Die diesjährige Bundesversammlung der Bundeszahnärztekammer hat dazu wichtige Weichen gestellt und Impulse aufgezeigt. Es hat sich bewährt, dass die BZÄK seinerzeit namhafte Wissenschaftler in Form des „Consiliums“ als Politikberater mit ins Boot geholt hat. Mit ihrem Sachverstand tragen sie dazu bei, dass der Berufsstand in allen ihn betreffenden Fragen mit Kompetenz und Fachlichkeit ausgestattet wird, um glaubhaft in der Öffentlichkeit für die zahnärztlichen Belange einzutreten.
Unser Blick geht nach vorn, und in Hamburg haben wir Felder besetzt und künftige Handlungsrahmen abgesteckt. Unsere Konzepte werden wir weiter entwickeln und optimieren:
• Das gilt erstens für das Modellprojekt Zahn-, Mund- und Kieferheilkunde der befundorientierten Festzuschüsse. Hier sind wir gefordert, die Öffentlichkeit mit klugen Argumenten davon zu überzeugen, das Konzept ist logisch nachvollziehbar, sozial, solidarisch und Kosten steuernd.
• Das gilt zweitens für die Abwehr von Bestrebungen der Politik, Zwangsfortbildung und Rezertifizierung einsetzen zu wollen. Getreu der Maxime, dass der Berufsstand all das, was er selbst gestalten kann, auch selbst gestalten muss, haben wir hier bereits Konzepte entwickelt, die auf Freiwilligkeit beruhen und jegliche staatliche Zwänge im Vorfeld überflüssig machen.
• Das gilt drittens für die Abwehr aktueller Bestrebungen der Politik, mittels Instrumentarien, wie der Einbindung der Freien Berufe in die Gewerbesteuer oder der fünfprozentigen Abschmelzung beim Zahnersatz, neue Hürden aufzubauen. Mit intelligenten Argumenten und eventuellen Widerstandsmaßnahmen auf mehreren Ebenen werden wir die Abstrusität dieser Pläne offen legen und ihnen zu widerstehen versuchen.
• Das gilt viertens auch für den weiten Bereich der Prävention im Alter, ein Handlungsfeld, dass unsere Berufsausübung der Zukunft stark prägen wird. Wir stellen uns rechtzeitig darauf ein, indem wir professionell Programme weiterentwickeln und das Bewusstsein in der Kollegenschaft und draußen schärfen.

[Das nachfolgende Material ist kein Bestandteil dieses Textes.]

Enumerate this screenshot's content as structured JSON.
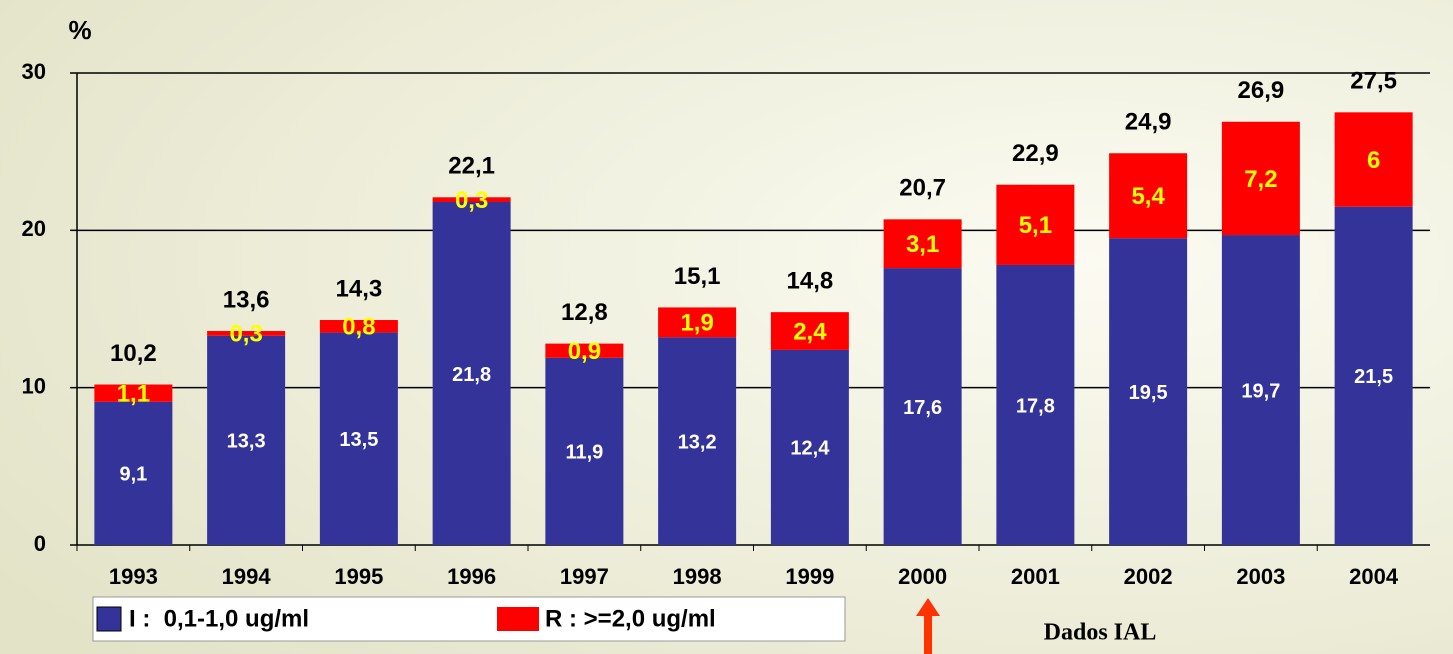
{
  "chart_data": {
    "type": "stacked-bar",
    "y_label": "%",
    "annotation": "Dados IAL",
    "categories": [
      "1993",
      "1994",
      "1995",
      "1996",
      "1997",
      "1998",
      "1999",
      "2000",
      "2001",
      "2002",
      "2003",
      "2004"
    ],
    "series": [
      {
        "name": "I :  0,1-1,0 ug/ml",
        "color": "#333399",
        "label_color": "#ffffff",
        "values": [
          9.1,
          13.3,
          13.5,
          21.8,
          11.9,
          13.2,
          12.4,
          17.6,
          17.8,
          19.5,
          19.7,
          21.5
        ],
        "value_labels": [
          "9,1",
          "13,3",
          "13,5",
          "21,8",
          "11,9",
          "13,2",
          "12,4",
          "17,6",
          "17,8",
          "19,5",
          "19,7",
          "21,5"
        ]
      },
      {
        "name": "R : >=2,0 ug/ml",
        "color": "#ff0000",
        "label_color": "#ffff00",
        "values": [
          1.1,
          0.3,
          0.8,
          0.3,
          0.9,
          1.9,
          2.4,
          3.1,
          5.1,
          5.4,
          7.2,
          6
        ],
        "value_labels": [
          "1,1",
          "0,3",
          "0,8",
          "0,3",
          "0,9",
          "1,9",
          "2,4",
          "3,1",
          "5,1",
          "5,4",
          "7,2",
          "6"
        ]
      }
    ],
    "totals": {
      "values": [
        10.2,
        13.6,
        14.3,
        22.1,
        12.8,
        15.1,
        14.8,
        20.7,
        22.9,
        24.9,
        26.9,
        27.5
      ],
      "value_labels": [
        "10,2",
        "13,6",
        "14,3",
        "22,1",
        "12,8",
        "15,1",
        "14,8",
        "20,7",
        "22,9",
        "24,9",
        "26,9",
        "27,5"
      ]
    },
    "ylim": [
      0,
      30
    ],
    "yticks": [
      0,
      10,
      20,
      30
    ],
    "grid": true
  }
}
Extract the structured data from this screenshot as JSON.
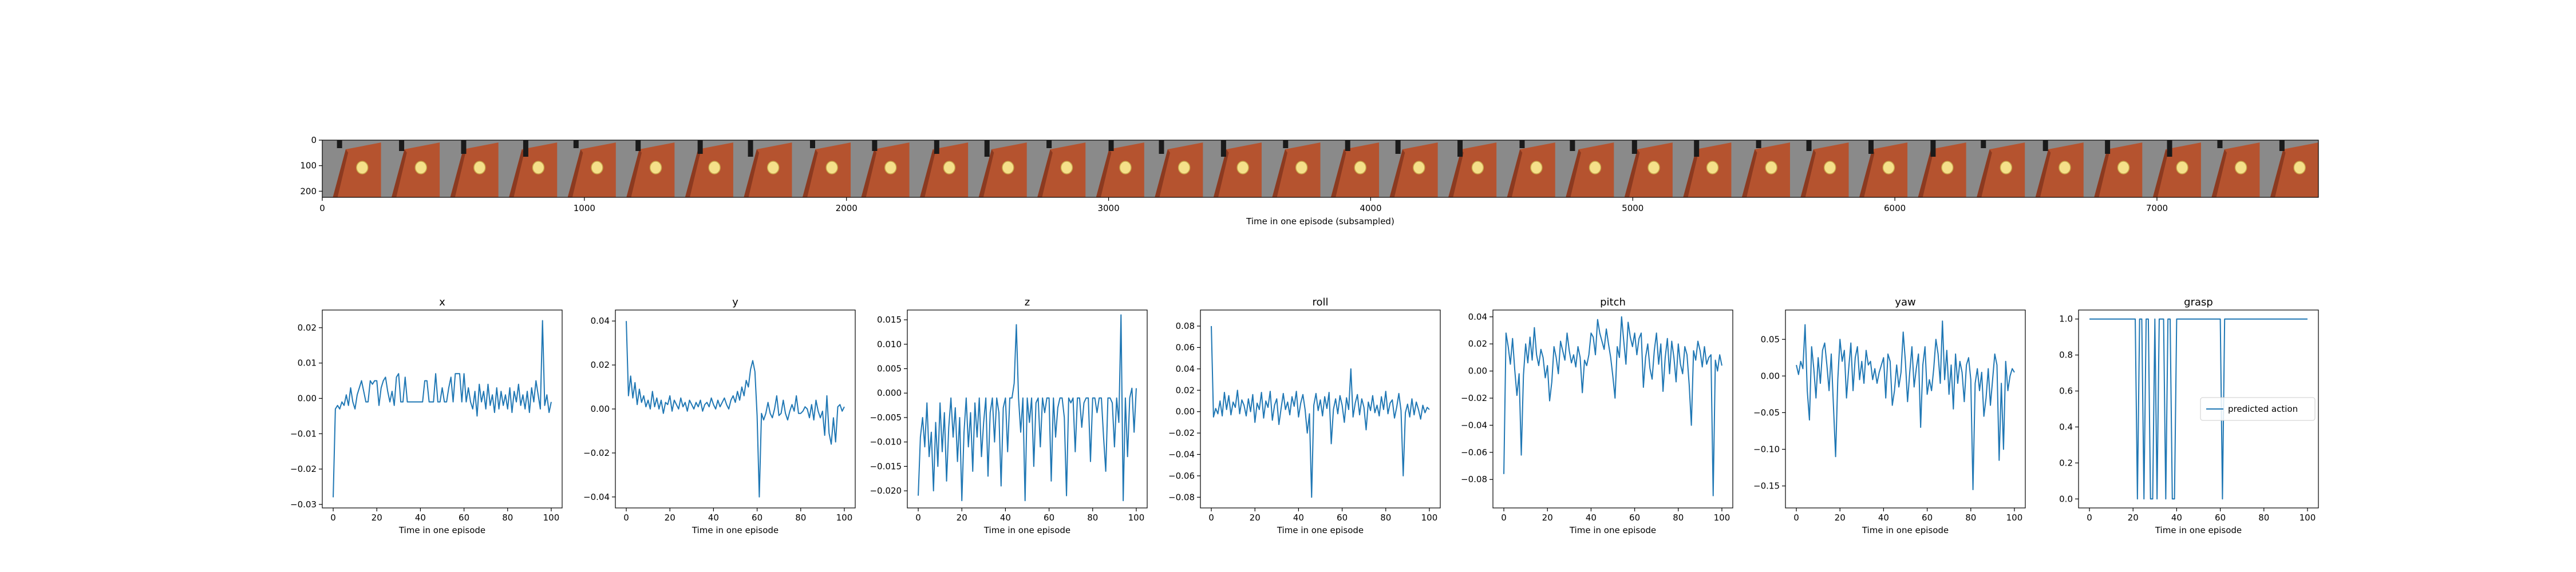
{
  "filmstrip": {
    "xlabel": "Time in one episode (subsampled)",
    "x_ticks": [
      "0",
      "1000",
      "2000",
      "3000",
      "4000",
      "5000",
      "6000",
      "7000"
    ],
    "x_tick_values": [
      0,
      1000,
      2000,
      3000,
      4000,
      5000,
      6000,
      7000
    ],
    "x_range": [
      0,
      7616
    ],
    "y_ticks": [
      "0",
      "100",
      "200"
    ],
    "y_tick_values": [
      0,
      100,
      200
    ],
    "y_range": [
      0,
      224
    ],
    "frame_count": 34,
    "frame_width": 224,
    "colors": {
      "background": "#8a8a8a",
      "cloth": "#b5532f",
      "cloth_dark": "#8c3a20",
      "ball": "#f5e08a",
      "ball_edge": "#c8a64a",
      "gripper": "#1a1a1a"
    }
  },
  "chart_data": [
    {
      "type": "line",
      "title": "x",
      "xlabel": "Time in one episode",
      "ylabel": "",
      "xlim": [
        -5,
        105
      ],
      "ylim": [
        -0.031,
        0.025
      ],
      "x_ticks": [
        0,
        20,
        40,
        60,
        80,
        100
      ],
      "x_tick_labels": [
        "0",
        "20",
        "40",
        "60",
        "80",
        "100"
      ],
      "y_ticks": [
        -0.03,
        -0.02,
        -0.01,
        0.0,
        0.01,
        0.02
      ],
      "y_tick_labels": [
        "−0.03",
        "−0.02",
        "−0.01",
        "0.00",
        "0.01",
        "0.02"
      ],
      "series": [
        {
          "name": "predicted action",
          "color": "#1f77b4",
          "values": [
            -0.028,
            -0.003,
            -0.002,
            -0.003,
            -0.001,
            -0.002,
            0.001,
            -0.002,
            0.003,
            -0.001,
            -0.003,
            0.001,
            0.003,
            0.005,
            0.002,
            -0.001,
            -0.001,
            0.005,
            0.004,
            0.005,
            0.005,
            -0.002,
            0.003,
            0.005,
            0.006,
            0.002,
            -0.001,
            0.002,
            -0.002,
            0.006,
            0.007,
            -0.001,
            -0.001,
            0.006,
            -0.001,
            -0.001,
            -0.001,
            -0.001,
            -0.001,
            -0.001,
            -0.001,
            -0.001,
            0.005,
            0.005,
            -0.001,
            -0.001,
            -0.001,
            0.007,
            -0.001,
            -0.001,
            0.003,
            -0.001,
            -0.001,
            0.003,
            0.006,
            -0.001,
            0.007,
            0.007,
            0.007,
            -0.001,
            0.007,
            -0.001,
            0.003,
            -0.001,
            -0.003,
            0.002,
            -0.005,
            0.004,
            -0.001,
            0.002,
            -0.003,
            0.004,
            -0.002,
            0.001,
            -0.004,
            0.003,
            -0.003,
            0.002,
            -0.002,
            0.001,
            -0.003,
            0.003,
            -0.004,
            0.002,
            -0.001,
            0.004,
            -0.002,
            0.001,
            -0.003,
            0.002,
            -0.004,
            0.003,
            -0.001,
            0.005,
            0.001,
            -0.003,
            0.022,
            -0.002,
            0.001,
            -0.004,
            -0.001
          ]
        }
      ]
    },
    {
      "type": "line",
      "title": "y",
      "xlabel": "Time in one episode",
      "ylabel": "",
      "xlim": [
        -5,
        105
      ],
      "ylim": [
        -0.045,
        0.045
      ],
      "x_ticks": [
        0,
        20,
        40,
        60,
        80,
        100
      ],
      "x_tick_labels": [
        "0",
        "20",
        "40",
        "60",
        "80",
        "100"
      ],
      "y_ticks": [
        -0.04,
        -0.02,
        0.0,
        0.02,
        0.04
      ],
      "y_tick_labels": [
        "−0.04",
        "−0.02",
        "0.00",
        "0.02",
        "0.04"
      ],
      "series": [
        {
          "name": "predicted action",
          "color": "#1f77b4",
          "values": [
            0.04,
            0.006,
            0.015,
            0.005,
            0.012,
            0.002,
            0.009,
            0.003,
            0.006,
            0.001,
            0.004,
            0.0,
            0.008,
            0.001,
            0.005,
            0.0,
            0.004,
            -0.002,
            0.003,
            0.002,
            0.006,
            -0.001,
            0.004,
            0.002,
            0.0,
            0.005,
            0.001,
            0.003,
            -0.001,
            0.004,
            0.002,
            0.0,
            0.003,
            0.001,
            0.004,
            -0.001,
            0.002,
            0.003,
            0.001,
            0.005,
            0.002,
            0.0,
            0.004,
            0.001,
            0.003,
            0.005,
            0.002,
            0.0,
            0.004,
            0.006,
            0.003,
            0.008,
            0.004,
            0.01,
            0.006,
            0.013,
            0.01,
            0.018,
            0.022,
            0.017,
            -0.003,
            -0.04,
            -0.002,
            -0.005,
            -0.002,
            0.003,
            -0.002,
            -0.004,
            0.0,
            0.006,
            -0.003,
            -0.002,
            0.004,
            -0.002,
            -0.005,
            -0.001,
            0.002,
            -0.001,
            0.006,
            -0.002,
            -0.002,
            -0.001,
            0.001,
            0.0,
            -0.004,
            0.002,
            -0.005,
            0.004,
            -0.001,
            -0.004,
            -0.001,
            -0.012,
            0.006,
            -0.011,
            -0.016,
            -0.004,
            -0.015,
            0.001,
            0.002,
            -0.001,
            0.001
          ]
        }
      ]
    },
    {
      "type": "line",
      "title": "z",
      "xlabel": "Time in one episode",
      "ylabel": "",
      "xlim": [
        -5,
        105
      ],
      "ylim": [
        -0.0235,
        0.017
      ],
      "x_ticks": [
        0,
        20,
        40,
        60,
        80,
        100
      ],
      "x_tick_labels": [
        "0",
        "20",
        "40",
        "60",
        "80",
        "100"
      ],
      "y_ticks": [
        -0.02,
        -0.015,
        -0.01,
        -0.005,
        0.0,
        0.005,
        0.01,
        0.015
      ],
      "y_tick_labels": [
        "−0.020",
        "−0.015",
        "−0.010",
        "−0.005",
        "0.000",
        "0.005",
        "0.010",
        "0.015"
      ],
      "series": [
        {
          "name": "predicted action",
          "color": "#1f77b4",
          "values": [
            -0.021,
            -0.009,
            -0.005,
            -0.011,
            -0.002,
            -0.013,
            -0.008,
            -0.02,
            -0.006,
            -0.015,
            -0.002,
            -0.012,
            -0.004,
            -0.018,
            -0.007,
            -0.001,
            -0.009,
            -0.003,
            -0.014,
            -0.005,
            -0.022,
            -0.008,
            -0.001,
            -0.011,
            -0.004,
            -0.016,
            -0.002,
            -0.009,
            -0.001,
            -0.013,
            -0.006,
            -0.001,
            -0.017,
            -0.004,
            -0.001,
            -0.01,
            -0.001,
            -0.004,
            -0.019,
            -0.003,
            -0.001,
            -0.012,
            -0.001,
            -0.001,
            0.002,
            0.014,
            -0.001,
            -0.008,
            -0.001,
            -0.022,
            -0.001,
            -0.006,
            -0.001,
            -0.015,
            -0.002,
            -0.001,
            -0.011,
            -0.001,
            -0.004,
            -0.001,
            -0.001,
            -0.018,
            -0.001,
            -0.009,
            -0.003,
            -0.001,
            -0.001,
            -0.005,
            -0.021,
            -0.001,
            -0.002,
            -0.001,
            -0.012,
            -0.001,
            -0.001,
            -0.007,
            -0.002,
            -0.001,
            -0.001,
            -0.014,
            -0.001,
            -0.001,
            -0.004,
            -0.001,
            -0.001,
            -0.009,
            -0.016,
            -0.001,
            -0.001,
            -0.002,
            -0.011,
            -0.001,
            -0.006,
            0.016,
            -0.022,
            -0.001,
            -0.013,
            -0.001,
            0.001,
            -0.008,
            0.001
          ]
        }
      ]
    },
    {
      "type": "line",
      "title": "roll",
      "xlabel": "Time in one episode",
      "ylabel": "",
      "xlim": [
        -5,
        105
      ],
      "ylim": [
        -0.09,
        0.095
      ],
      "x_ticks": [
        0,
        20,
        40,
        60,
        80,
        100
      ],
      "x_tick_labels": [
        "0",
        "20",
        "40",
        "60",
        "80",
        "100"
      ],
      "y_ticks": [
        -0.08,
        -0.06,
        -0.04,
        -0.02,
        0.0,
        0.02,
        0.04,
        0.06,
        0.08
      ],
      "y_tick_labels": [
        "−0.08",
        "−0.06",
        "−0.04",
        "−0.02",
        "0.00",
        "0.02",
        "0.04",
        "0.06",
        "0.08"
      ],
      "series": [
        {
          "name": "predicted action",
          "color": "#1f77b4",
          "values": [
            0.08,
            -0.005,
            0.003,
            -0.002,
            0.01,
            -0.004,
            0.018,
            0.002,
            0.015,
            -0.003,
            0.009,
            0.004,
            0.02,
            -0.002,
            0.011,
            0.006,
            -0.004,
            0.012,
            0.0,
            0.016,
            -0.01,
            0.008,
            0.002,
            0.018,
            -0.006,
            0.01,
            0.004,
            0.019,
            -0.008,
            0.006,
            0.012,
            -0.012,
            0.003,
            0.017,
            0.002,
            0.009,
            -0.003,
            0.014,
            0.005,
            0.019,
            -0.005,
            0.008,
            0.016,
            0.002,
            -0.02,
            -0.002,
            -0.08,
            0.006,
            0.017,
            0.001,
            0.011,
            -0.004,
            0.014,
            0.003,
            0.018,
            -0.03,
            0.002,
            0.012,
            -0.002,
            0.015,
            0.006,
            -0.01,
            0.013,
            0.002,
            0.04,
            -0.005,
            0.008,
            0.016,
            -0.003,
            0.012,
            0.004,
            -0.017,
            0.009,
            0.001,
            0.015,
            -0.001,
            0.006,
            -0.004,
            0.014,
            0.002,
            0.019,
            -0.002,
            0.008,
            0.011,
            -0.006,
            0.004,
            0.017,
            0.001,
            -0.06,
            -0.001,
            0.007,
            -0.005,
            0.012,
            -0.003,
            0.009,
            0.002,
            -0.007,
            0.006,
            -0.001,
            0.004,
            0.002
          ]
        }
      ]
    },
    {
      "type": "line",
      "title": "pitch",
      "xlabel": "Time in one episode",
      "ylabel": "",
      "xlim": [
        -5,
        105
      ],
      "ylim": [
        -0.101,
        0.045
      ],
      "x_ticks": [
        0,
        20,
        40,
        60,
        80,
        100
      ],
      "x_tick_labels": [
        "0",
        "20",
        "40",
        "60",
        "80",
        "100"
      ],
      "y_ticks": [
        -0.08,
        -0.06,
        -0.04,
        -0.02,
        0.0,
        0.02,
        0.04
      ],
      "y_tick_labels": [
        "−0.08",
        "−0.06",
        "−0.04",
        "−0.02",
        "0.00",
        "0.02",
        "0.04"
      ],
      "series": [
        {
          "name": "predicted action",
          "color": "#1f77b4",
          "values": [
            -0.076,
            0.028,
            0.018,
            0.005,
            0.024,
            0.001,
            -0.018,
            -0.002,
            -0.062,
            -0.003,
            0.02,
            0.006,
            0.025,
            0.008,
            0.032,
            0.012,
            0.004,
            0.016,
            0.01,
            -0.005,
            0.004,
            -0.022,
            -0.008,
            0.018,
            0.01,
            -0.002,
            0.022,
            0.015,
            0.008,
            0.028,
            0.015,
            0.006,
            0.012,
            0.003,
            0.018,
            0.01,
            -0.016,
            0.008,
            0.004,
            0.012,
            0.028,
            0.025,
            0.012,
            0.038,
            0.028,
            0.022,
            0.016,
            0.031,
            0.02,
            0.01,
            -0.004,
            -0.02,
            0.018,
            0.01,
            0.04,
            0.022,
            0.005,
            0.036,
            0.025,
            0.018,
            0.028,
            0.012,
            0.024,
            0.028,
            -0.012,
            0.01,
            0.02,
            0.002,
            -0.006,
            0.015,
            0.028,
            0.005,
            0.02,
            -0.015,
            0.01,
            0.024,
            -0.002,
            0.022,
            0.01,
            -0.008,
            0.02,
            0.005,
            -0.002,
            0.018,
            0.012,
            -0.01,
            -0.04,
            0.015,
            0.008,
            0.022,
            0.015,
            0.003,
            0.018,
            0.005,
            0.01,
            0.012,
            -0.092,
            0.008,
            0.0,
            0.012,
            0.004
          ]
        }
      ]
    },
    {
      "type": "line",
      "title": "yaw",
      "xlabel": "Time in one episode",
      "ylabel": "",
      "xlim": [
        -5,
        105
      ],
      "ylim": [
        -0.18,
        0.09
      ],
      "x_ticks": [
        0,
        20,
        40,
        60,
        80,
        100
      ],
      "x_tick_labels": [
        "0",
        "20",
        "40",
        "60",
        "80",
        "100"
      ],
      "y_ticks": [
        -0.15,
        -0.1,
        -0.05,
        0.0,
        0.05
      ],
      "y_tick_labels": [
        "−0.15",
        "−0.10",
        "−0.05",
        "0.00",
        "0.05"
      ],
      "series": [
        {
          "name": "predicted action",
          "color": "#1f77b4",
          "values": [
            0.015,
            0.002,
            0.02,
            0.01,
            0.07,
            -0.02,
            -0.06,
            0.04,
            0.01,
            -0.03,
            0.025,
            -0.01,
            0.035,
            0.045,
            0.015,
            -0.02,
            0.03,
            -0.04,
            -0.11,
            -0.005,
            0.05,
            0.02,
            0.035,
            -0.03,
            0.01,
            0.045,
            -0.02,
            0.025,
            0.04,
            -0.005,
            0.02,
            -0.01,
            0.035,
            0.015,
            0.02,
            -0.005,
            0.01,
            -0.01,
            0.005,
            0.015,
            0.025,
            -0.03,
            0.03,
            0.02,
            -0.04,
            -0.02,
            0.015,
            -0.015,
            0.005,
            0.06,
            0.02,
            -0.035,
            0.005,
            0.04,
            -0.015,
            0.01,
            0.03,
            -0.07,
            0.015,
            0.04,
            -0.025,
            -0.005,
            -0.02,
            0.01,
            0.05,
            0.03,
            -0.01,
            0.075,
            -0.005,
            0.035,
            -0.025,
            0.015,
            -0.045,
            0.03,
            -0.01,
            0.02,
            0.005,
            -0.035,
            0.015,
            0.025,
            -0.005,
            -0.155,
            -0.01,
            0.01,
            -0.02,
            0.005,
            -0.055,
            -0.03,
            0.01,
            -0.04,
            -0.005,
            0.03,
            0.015,
            -0.115,
            -0.01,
            -0.1,
            0.02,
            -0.02,
            0.0,
            0.01,
            0.005
          ]
        }
      ]
    },
    {
      "type": "line",
      "title": "grasp",
      "xlabel": "Time in one episode",
      "ylabel": "",
      "xlim": [
        -5,
        105
      ],
      "ylim": [
        -0.05,
        1.05
      ],
      "x_ticks": [
        0,
        20,
        40,
        60,
        80,
        100
      ],
      "x_tick_labels": [
        "0",
        "20",
        "40",
        "60",
        "80",
        "100"
      ],
      "y_ticks": [
        0.0,
        0.2,
        0.4,
        0.6,
        0.8,
        1.0
      ],
      "y_tick_labels": [
        "0.0",
        "0.2",
        "0.4",
        "0.6",
        "0.8",
        "1.0"
      ],
      "legend": {
        "label": "predicted action",
        "loc": "center right"
      },
      "series": [
        {
          "name": "predicted action",
          "color": "#1f77b4",
          "values": [
            1,
            1,
            1,
            1,
            1,
            1,
            1,
            1,
            1,
            1,
            1,
            1,
            1,
            1,
            1,
            1,
            1,
            1,
            1,
            1,
            1,
            1,
            0,
            1,
            1,
            0,
            1,
            1,
            0,
            0,
            1,
            0,
            1,
            1,
            1,
            0,
            1,
            1,
            0,
            0,
            1,
            1,
            1,
            1,
            1,
            1,
            1,
            1,
            1,
            1,
            1,
            1,
            1,
            1,
            1,
            1,
            1,
            1,
            1,
            1,
            1,
            0,
            1,
            1,
            1,
            1,
            1,
            1,
            1,
            1,
            1,
            1,
            1,
            1,
            1,
            1,
            1,
            1,
            1,
            1,
            1,
            1,
            1,
            1,
            1,
            1,
            1,
            1,
            1,
            1,
            1,
            1,
            1,
            1,
            1,
            1,
            1,
            1,
            1,
            1,
            1
          ]
        }
      ]
    }
  ]
}
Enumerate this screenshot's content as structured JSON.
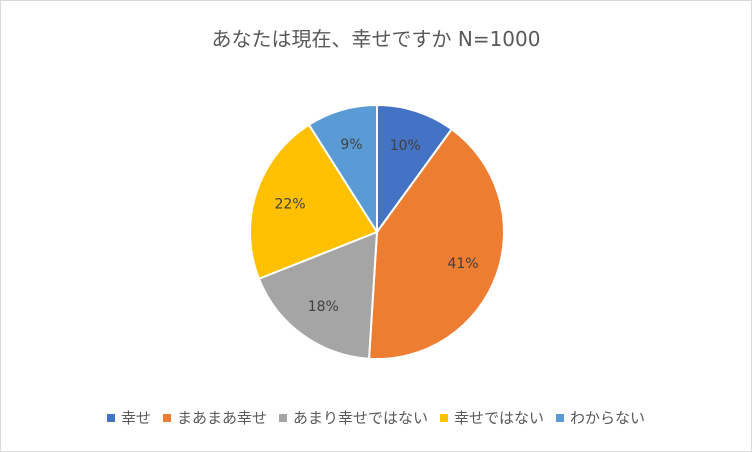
{
  "chart_data": {
    "type": "pie",
    "title": "あなたは現在、幸せですか N=1000",
    "categories": [
      "幸せ",
      "まあまあ幸せ",
      "あまり幸せではない",
      "幸せではない",
      "わからない"
    ],
    "values": [
      10,
      41,
      18,
      22,
      9
    ],
    "labels": [
      "10%",
      "41%",
      "18%",
      "22%",
      "9%"
    ],
    "colors": [
      "#4472c4",
      "#ed7d31",
      "#a5a5a5",
      "#ffc000",
      "#5b9bd5"
    ],
    "legend_position": "bottom",
    "start_angle": "12-o'clock, clockwise"
  }
}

Zusammengefasst geht es darum, die Dinge transparent zu machen, also Gutes zu tun und auch in der Öffentlichkeit darüber zu reden. Um mit den Worten des Schriftstellers Hans Kasper zu sprechen: „Es ist besser, Deiche zu bauen als darauf zu hoffen, dass die Flut allmählich Vernunft annimmt.“
In diesem Sinne sind alle Kollegen gemeinsam aufgefordert, aktiv zu werden.